Traître ! scélérat ! sais-tu quel crime tu vas commettre ? Tu vas violer cette fille, sinon par la force, du moins par la terreur. Poursuivi au tribunal des lois, tu en éprouverais toute la rigueur réservée aux ravisseurs.

Jacques.

Je ne sais si je la violai, mais je sais bien que je ne lui fis pas de mal, et qu’elle ne m’en fit point. D’abord en détournant sa bouche de mes baisers, elle l’approcha de mon oreille et me dit tout bas : « Non, non, Jacques, non… » À ce mot, je fais semblant de sortir du lit, et de m’avancer vers l’escalier.
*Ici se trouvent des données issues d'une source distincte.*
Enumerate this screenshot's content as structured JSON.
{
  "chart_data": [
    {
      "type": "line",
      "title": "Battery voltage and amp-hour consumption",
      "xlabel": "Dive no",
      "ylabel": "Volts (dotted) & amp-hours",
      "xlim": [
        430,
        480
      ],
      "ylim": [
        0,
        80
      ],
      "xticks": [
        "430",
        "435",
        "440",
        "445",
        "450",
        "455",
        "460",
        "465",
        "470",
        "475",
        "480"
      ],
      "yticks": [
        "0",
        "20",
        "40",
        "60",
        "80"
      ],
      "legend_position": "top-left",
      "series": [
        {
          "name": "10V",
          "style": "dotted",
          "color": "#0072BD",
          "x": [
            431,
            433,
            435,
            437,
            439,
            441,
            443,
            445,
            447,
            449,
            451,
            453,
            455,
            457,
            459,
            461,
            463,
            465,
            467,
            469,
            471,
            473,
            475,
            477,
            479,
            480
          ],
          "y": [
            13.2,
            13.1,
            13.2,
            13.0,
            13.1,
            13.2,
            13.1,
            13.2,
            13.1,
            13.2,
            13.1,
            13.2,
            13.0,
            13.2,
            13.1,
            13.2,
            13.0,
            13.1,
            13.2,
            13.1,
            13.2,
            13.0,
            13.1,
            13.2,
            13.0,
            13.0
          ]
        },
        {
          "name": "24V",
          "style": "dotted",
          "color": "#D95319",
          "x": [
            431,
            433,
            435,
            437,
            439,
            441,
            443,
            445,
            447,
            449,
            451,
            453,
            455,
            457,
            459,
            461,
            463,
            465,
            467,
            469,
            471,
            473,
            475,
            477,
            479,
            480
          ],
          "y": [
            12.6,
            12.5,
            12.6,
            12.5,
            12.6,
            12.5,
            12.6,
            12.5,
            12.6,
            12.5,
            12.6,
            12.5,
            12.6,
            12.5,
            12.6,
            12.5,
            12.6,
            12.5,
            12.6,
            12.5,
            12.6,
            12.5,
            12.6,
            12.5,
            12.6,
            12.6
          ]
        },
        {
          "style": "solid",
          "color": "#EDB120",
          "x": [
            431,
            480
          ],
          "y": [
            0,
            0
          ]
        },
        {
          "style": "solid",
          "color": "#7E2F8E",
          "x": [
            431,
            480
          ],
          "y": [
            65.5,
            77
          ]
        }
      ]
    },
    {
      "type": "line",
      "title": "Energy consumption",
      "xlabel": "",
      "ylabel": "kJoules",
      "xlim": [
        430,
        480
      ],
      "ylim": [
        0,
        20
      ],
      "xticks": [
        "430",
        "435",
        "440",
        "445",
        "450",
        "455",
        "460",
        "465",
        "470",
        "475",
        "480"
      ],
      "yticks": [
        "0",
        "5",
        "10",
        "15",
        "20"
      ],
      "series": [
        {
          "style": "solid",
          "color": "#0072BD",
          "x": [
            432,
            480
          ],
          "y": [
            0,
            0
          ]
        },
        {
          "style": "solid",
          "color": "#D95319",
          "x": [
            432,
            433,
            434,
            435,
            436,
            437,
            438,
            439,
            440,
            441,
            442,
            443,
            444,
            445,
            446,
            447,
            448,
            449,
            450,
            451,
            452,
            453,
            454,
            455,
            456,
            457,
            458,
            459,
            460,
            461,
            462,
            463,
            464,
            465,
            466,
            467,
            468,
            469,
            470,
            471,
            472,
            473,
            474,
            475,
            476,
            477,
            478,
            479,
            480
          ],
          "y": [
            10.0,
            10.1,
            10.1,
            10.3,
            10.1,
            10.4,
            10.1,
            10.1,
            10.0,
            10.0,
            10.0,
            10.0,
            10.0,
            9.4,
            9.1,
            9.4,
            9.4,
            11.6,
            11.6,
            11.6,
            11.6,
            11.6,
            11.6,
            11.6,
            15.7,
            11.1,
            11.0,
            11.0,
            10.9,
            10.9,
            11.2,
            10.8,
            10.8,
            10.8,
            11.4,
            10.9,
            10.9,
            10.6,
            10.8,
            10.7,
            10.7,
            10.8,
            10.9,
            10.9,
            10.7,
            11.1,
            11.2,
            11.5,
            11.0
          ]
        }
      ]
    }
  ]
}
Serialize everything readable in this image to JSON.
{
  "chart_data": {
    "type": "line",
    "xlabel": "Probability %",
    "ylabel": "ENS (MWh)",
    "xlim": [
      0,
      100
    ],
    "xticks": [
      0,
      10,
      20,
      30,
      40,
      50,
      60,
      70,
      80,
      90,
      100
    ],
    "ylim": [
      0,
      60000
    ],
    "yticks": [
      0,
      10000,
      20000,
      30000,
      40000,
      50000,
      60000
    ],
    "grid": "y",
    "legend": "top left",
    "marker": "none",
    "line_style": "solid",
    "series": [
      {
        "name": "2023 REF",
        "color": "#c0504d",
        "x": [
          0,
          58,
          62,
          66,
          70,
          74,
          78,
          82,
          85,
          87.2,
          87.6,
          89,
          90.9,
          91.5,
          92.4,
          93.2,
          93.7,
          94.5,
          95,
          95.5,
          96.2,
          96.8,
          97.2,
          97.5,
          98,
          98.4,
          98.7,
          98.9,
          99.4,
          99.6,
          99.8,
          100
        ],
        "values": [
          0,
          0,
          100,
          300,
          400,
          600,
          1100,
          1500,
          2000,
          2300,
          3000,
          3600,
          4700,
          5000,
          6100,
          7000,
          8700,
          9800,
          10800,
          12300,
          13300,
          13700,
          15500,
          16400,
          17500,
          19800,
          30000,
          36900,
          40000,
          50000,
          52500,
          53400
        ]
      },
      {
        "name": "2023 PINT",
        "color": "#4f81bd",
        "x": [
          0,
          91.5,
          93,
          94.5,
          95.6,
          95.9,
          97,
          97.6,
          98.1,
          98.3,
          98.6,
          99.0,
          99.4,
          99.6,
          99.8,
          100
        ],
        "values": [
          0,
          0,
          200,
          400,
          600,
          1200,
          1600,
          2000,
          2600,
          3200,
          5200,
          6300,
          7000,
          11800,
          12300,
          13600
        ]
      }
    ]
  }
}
Elle me retint, et me dit encore à l’oreille : « Je ne vous aurais jamais cru si méchant ; je vois qu’il ne faut attendre de vous aucune pitié ; mais du moins, promettez-moi, jurez-moi…

— Quoi ?

— Que Bigre n’en saura rien. »

Le maître.

Tu promis, tu juras, et tout alla fort bien.

Jacques.

Et puis très bien encore.

Le maître.

Et puis encore très bien ?

Jacques.

C’est précisément comme si vous y aviez été. Cependant, Bigre mon ami, impatient, soucieux et las de rôder autour de la maison sans me rencontrer, rentre chez son père qui lui dit avec humeur : « Tu as été bien longtemps pour rien… » Bigre lui répondit avec plus d’humeur encore : « Est-ce qu’il n’a pas fallu allégir par les deux bouts ce diable d’essieu qui s’est trouvé trop gros.